[extropy-chat] Are vaccinations useless? (meta)

Keith Henson hkhenson at rogers.com
Wed Mar 15 21:34:07 UTC 2006


At 01:19 PM 3/14/2006 -0800, Samantha wrote:

>On Mar 14, 2006, at 12:54 PM, Hal Finney wrote:
>
> > The excerpt I posted from the "Economics of Health Care" textbook
> > yesterday was intended to confirm the point that the consensus in the
> > field is that medical practice played a small or even insignificant
> > role.
>
>Role in what precisely?

Lenghting average lilfe span.

>If it advocates some of what I've seen here it isn't worth my time.
>
> > The two excerpts I posted yesterday both offered reasons why
> > vaccination
> > and antibiotics are thought to have been of relatively little benefit.
>
>Okay.  I am done with this pointless discussion.

I would like to go Meta on Samantha here.  This is a reasonable discussion 
of a puzzle that is based on real numbers and the numbers lead to 
discounting a lot of what we thought was obvious--that medicine as 
practiced by doctors had a lot of influence on longer lives.

Samantha, I wish you could see an fMRI scan of your brain while reading 
Hal's post.  As a guess though, even *with* such evidence about being in 
"partisan mode" I don't know if you could invoke logical thinking.
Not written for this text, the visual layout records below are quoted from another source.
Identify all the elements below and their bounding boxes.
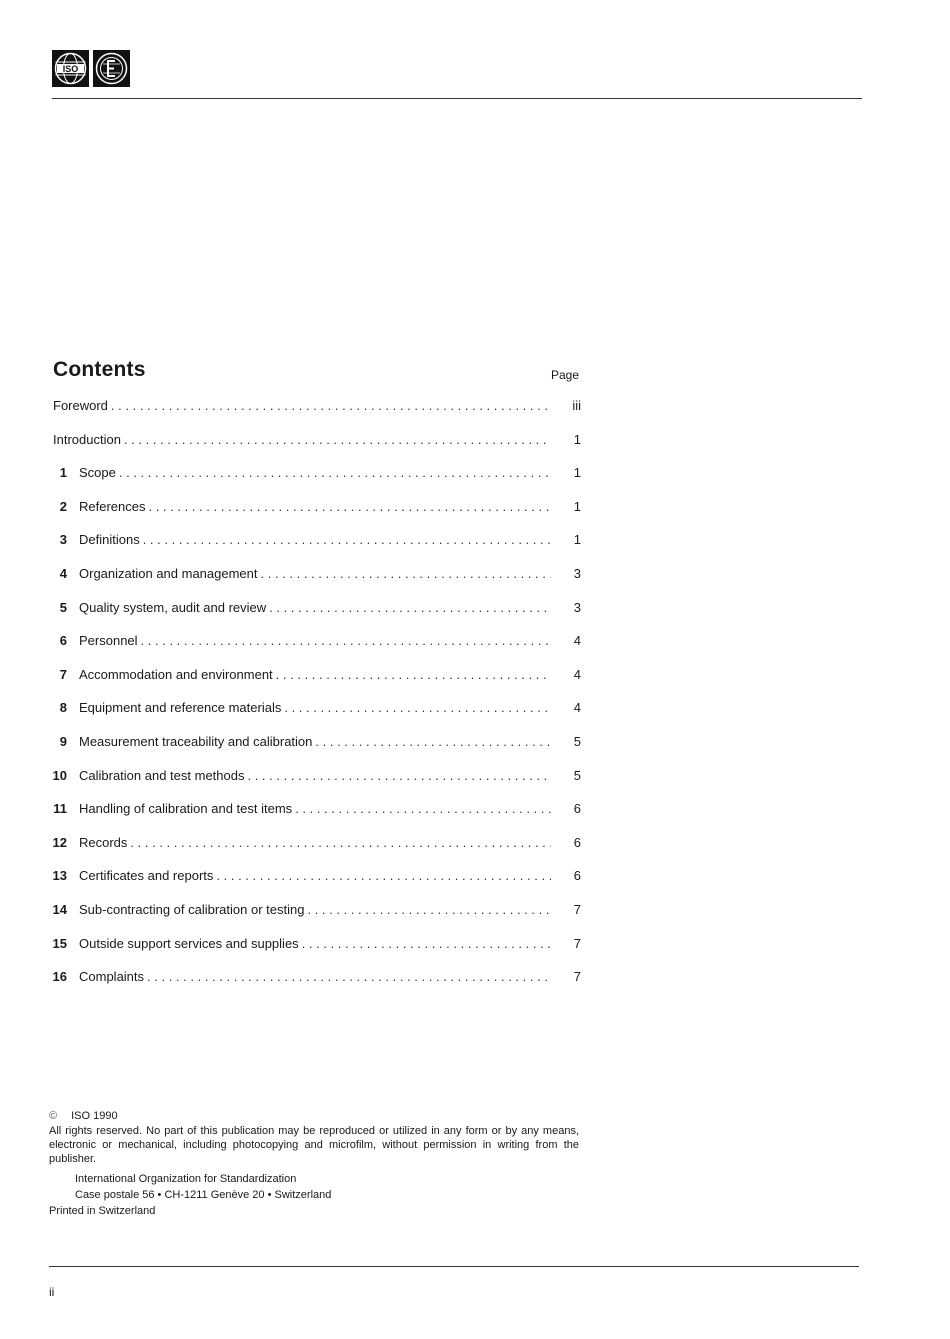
toc-entry-number: 14 [52, 901, 67, 917]
toc-entry [49, 936, 581, 970]
toc-entry-number: 13 [52, 868, 67, 884]
toc-entry-number: 9 [59, 733, 67, 749]
toc-entry-page: 4 [573, 633, 581, 649]
toc-dot-leader [261, 566, 551, 581]
svg-text:ISO: ISO [62, 64, 79, 74]
toc-dot-leader [147, 969, 551, 984]
toc-entry-page: 3 [573, 599, 581, 615]
page-number: ii [49, 1285, 55, 1299]
toc-entry-number: 8 [59, 700, 67, 716]
toc-entry-title: Sub-contracting of calibration or testing [79, 901, 305, 917]
top-divider [52, 98, 862, 99]
iec-logo [93, 50, 130, 87]
toc-entry-page: 6 [573, 801, 581, 817]
toc-entry-title: Scope [79, 465, 116, 481]
toc-dot-leader [302, 936, 551, 951]
toc-entry-number: 10 [52, 767, 67, 783]
toc-dot-leader [295, 801, 551, 816]
toc-dot-leader [276, 667, 551, 682]
toc-dot-leader [141, 633, 551, 648]
toc-entry [49, 835, 581, 869]
toc-dot-leader [130, 835, 551, 850]
toc-entry-page: 4 [573, 700, 581, 716]
toc-entry-number: 12 [52, 834, 67, 850]
toc-dot-leader [143, 532, 551, 547]
toc-dot-leader [119, 465, 551, 480]
toc-entry-page: iii [572, 398, 581, 413]
toc-entry-page: 7 [573, 935, 581, 951]
toc-entry-number: 6 [59, 633, 67, 649]
publisher-address [49, 1171, 579, 1203]
publisher-postal-address: Case postale 56 • CH-1211 Genève 20 • Switzerland [75, 1189, 332, 1201]
toc-entry-title: Quality system, audit and review [79, 599, 267, 615]
toc-entry-number: 11 [53, 801, 67, 817]
copyright-block [49, 1109, 579, 1218]
iso-logo [52, 50, 89, 87]
toc-entry-page: 1 [573, 431, 581, 447]
toc-entry [49, 499, 581, 533]
copyright-line [49, 1109, 579, 1123]
toc-dot-leader [216, 868, 551, 883]
toc-entry-page: 7 [573, 901, 581, 917]
toc-entry-title: Handling of calibration and test items [79, 801, 293, 817]
toc-entry [49, 768, 581, 802]
toc-dot-leader [124, 432, 551, 447]
toc-entry-page: 1 [573, 498, 581, 514]
toc-entry-number: 15 [52, 935, 67, 951]
toc-entry-number: 3 [59, 532, 67, 548]
contents-title: Contents [53, 358, 146, 381]
toc-dot-leader [284, 700, 551, 715]
toc-entry [49, 465, 581, 499]
printed-location: Printed in Switzerland [49, 1205, 156, 1217]
toc-dot-leader [307, 902, 551, 917]
page-column-heading: Page [550, 368, 579, 382]
copyright-text: ISO 1990 [71, 1110, 118, 1122]
toc-entry-number: 1 [59, 465, 67, 481]
toc-entry [49, 868, 581, 902]
toc-entry-page: 4 [573, 666, 581, 682]
toc-entry-title: Records [79, 834, 128, 850]
toc-entry [49, 700, 581, 734]
toc-entry-title: Equipment and reference materials [79, 700, 282, 716]
toc-entry-page: 1 [573, 465, 581, 481]
toc-entry-title: Accommodation and environment [79, 666, 273, 682]
toc-entry-page: 1 [573, 532, 581, 548]
toc-entry [49, 969, 581, 1003]
toc-entry-page: 5 [573, 767, 581, 783]
toc-entry-title: Complaints [79, 969, 145, 985]
toc-entry-page: 3 [573, 565, 581, 581]
table-of-contents [49, 398, 581, 1003]
copyright-symbol: © [49, 1110, 58, 1122]
toc-entry-number: 7 [59, 666, 67, 682]
toc-entry-title: Introduction [53, 431, 121, 447]
rights-statement: All rights reserved. No part of this publication may be reproduced or utilized in any form or by any means, electronic or mechanical, including photocopying and microfilm, without permission in writing from the publisher. [49, 1125, 579, 1165]
toc-entry-title: Organization and management [79, 565, 258, 581]
toc-dot-leader [315, 734, 551, 749]
toc-entry-title: Measurement traceability and calibration [79, 733, 313, 749]
toc-entry [49, 600, 581, 634]
toc-entry-title: Certificates and reports [79, 868, 214, 884]
toc-entry-title: Personnel [79, 633, 138, 649]
toc-entry-page: 6 [573, 834, 581, 850]
toc-entry [49, 633, 581, 667]
toc-entry [49, 801, 581, 835]
toc-entry [49, 432, 581, 466]
toc-entry-title: Calibration and test methods [79, 767, 245, 783]
toc-entry [49, 734, 581, 768]
toc-entry-title: References [79, 498, 146, 514]
publisher-name: International Organization for Standardization [75, 1173, 297, 1185]
toc-dot-leader [111, 398, 551, 413]
bottom-divider [49, 1266, 859, 1267]
toc-entry-title: Foreword [53, 398, 108, 413]
toc-entry-number: 5 [59, 599, 67, 615]
toc-entry [49, 566, 581, 600]
toc-entry-title: Definitions [79, 532, 140, 548]
toc-entry-title: Outside support services and supplies [79, 935, 299, 951]
toc-entry [49, 667, 581, 701]
toc-entry [49, 532, 581, 566]
toc-entry-page: 5 [573, 733, 581, 749]
logo-group [52, 50, 130, 87]
toc-entry [49, 902, 581, 936]
toc-entry-page: 6 [573, 868, 581, 884]
toc-dot-leader [269, 600, 551, 615]
toc-entry [49, 398, 581, 432]
toc-entry-number: 2 [59, 498, 67, 514]
toc-dot-leader [148, 499, 551, 514]
toc-entry-number: 4 [59, 565, 67, 581]
toc-entry-page: 7 [573, 969, 581, 985]
toc-entry-number: 16 [52, 969, 67, 985]
toc-dot-leader [247, 768, 551, 783]
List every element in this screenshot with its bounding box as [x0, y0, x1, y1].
This isn't a personal attack, just an observation of a psychological 
characteristic that must have had significant evolutionary pressure to 
evolve in the EEA.

Back to the topic, there is reasons (from bones) to believe hunter 
gatherers lived longer and healthier lives than early farmers.  (Other than 
killing each other off in wars.)  People who have looked into this think it 
was mostly due to dietary deficiencies in agricultural products.

Additionally a number of very serious disease (mostly from livestock) were 
able to propagate in the higher density populations that would burn out in 
smaller groups with sparse contacts.

What we might be seeing in the past few hundred years is not increase in 
life span, but a return from a depressed life span as transport and better 
understanding has been translated into a diet and disease exposure more 
like we had in the EEA.  I.e., our starting baseline was wrong.